SJBimmer 01-26-2013 02:23 PM

Quote:

Originally Posted by natman589 (Post 7339567)
the squeal is still there, just not as bad as before i took pliers to it, so im going to go at it again and see what i can do.

Also, i had never heard of needing to bed in your parking brake, although it makes sense. i gave it a go 5-6 times, and it doesnt seem to have improved any. since the parking brake does actually hold the car on my driveway, would it be acceptable to simply adjust the parking brake to a tighter level?

Yes. You probably need to adjust the parking brake at each back wheel. Only if this does not do it do you tighten the adjustment at the parking brake handle in the car. Also as jhurless mentioned, you have a bent backing plate. Do not try to bend it back with pliers. You need a small pry bar between the backing plate and the rotor. Wedge it back into place or you will butcher it.

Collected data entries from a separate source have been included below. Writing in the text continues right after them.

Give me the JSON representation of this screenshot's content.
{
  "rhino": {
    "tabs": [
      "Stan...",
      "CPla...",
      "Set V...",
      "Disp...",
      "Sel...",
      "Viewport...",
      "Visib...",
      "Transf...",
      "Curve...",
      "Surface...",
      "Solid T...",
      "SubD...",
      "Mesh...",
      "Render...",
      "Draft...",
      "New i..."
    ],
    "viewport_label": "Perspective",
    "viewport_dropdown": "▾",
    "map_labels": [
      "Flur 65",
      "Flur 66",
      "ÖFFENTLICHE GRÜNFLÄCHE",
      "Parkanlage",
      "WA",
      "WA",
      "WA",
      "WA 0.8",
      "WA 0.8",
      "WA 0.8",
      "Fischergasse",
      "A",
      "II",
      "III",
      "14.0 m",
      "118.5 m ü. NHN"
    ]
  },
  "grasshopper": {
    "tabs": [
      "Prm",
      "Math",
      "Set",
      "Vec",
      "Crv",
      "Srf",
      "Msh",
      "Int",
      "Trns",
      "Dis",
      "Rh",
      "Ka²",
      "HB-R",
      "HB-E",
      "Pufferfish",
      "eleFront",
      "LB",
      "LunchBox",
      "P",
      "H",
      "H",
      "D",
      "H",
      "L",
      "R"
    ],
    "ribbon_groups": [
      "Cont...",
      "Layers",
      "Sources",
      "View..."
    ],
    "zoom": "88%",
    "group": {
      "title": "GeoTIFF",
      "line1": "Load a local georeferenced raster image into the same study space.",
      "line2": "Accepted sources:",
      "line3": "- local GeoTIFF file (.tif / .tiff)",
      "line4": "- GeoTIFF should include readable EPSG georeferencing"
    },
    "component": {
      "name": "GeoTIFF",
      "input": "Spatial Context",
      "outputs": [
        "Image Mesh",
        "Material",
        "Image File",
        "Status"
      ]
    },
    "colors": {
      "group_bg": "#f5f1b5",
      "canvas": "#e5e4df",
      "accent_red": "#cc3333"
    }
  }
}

natman589 01-26-2013 09:45 PM

Quote:

Originally Posted by SJBimmer (Post 7339960)
Yes. You probably need to adjust the parking brake at each back wheel. Only if this does not do it do you tighten the adjustment at the parking brake handle in the car. Also as jhurless mentioned, you have a bent backing plate. Do not try to bend it back with pliers. You need a small pry bar between the backing plate and the rotor. Wedge it back into place or you will butcher it.

sounds like a plan. ill tackle it in the next day or two.

as for the backing plate, how necessary is it actually? i dont plan to remove it, just curious really

SJBimmer 01-27-2013 08:43 AM

Quote:

Originally Posted by natman589 (Post 7340611)
sounds like a plan. ill tackle it in the next day or two.

as for the backing plate, how necessary is it actually? i dont plan to remove it, just curious really

It's just to keep large stones, gravel, ect out of the braking system. If it was purely a track car, I would suggest removing them for better brake cooling, but for a street car, I suggest you leave them on.

jvr826 01-27-2013 09:52 AM

Quote:

Originally Posted by natman589 (Post 7339567)
Also, i had never heard of needing to bed in your parking brake, although it makes sense. i gave it a go 5-6 times, and it doesnt seem to have improved any. since the parking brake does actually hold the car on my driveway, would it be acceptable to simply adjust the parking brake to a tighter level?

Did you make any changes to it during the brake job? If not, and it worked well before, keep at the bedding until it works better. I might have done it 10-15 times before I could get mine to hold the car on a hill. If you didn't clean the new rotor with brake-kleen to remove any of the oil coating, then this may also be contributing and require more tries before it will grab well.

You risk making it too tight by adjusting it if it's not needed.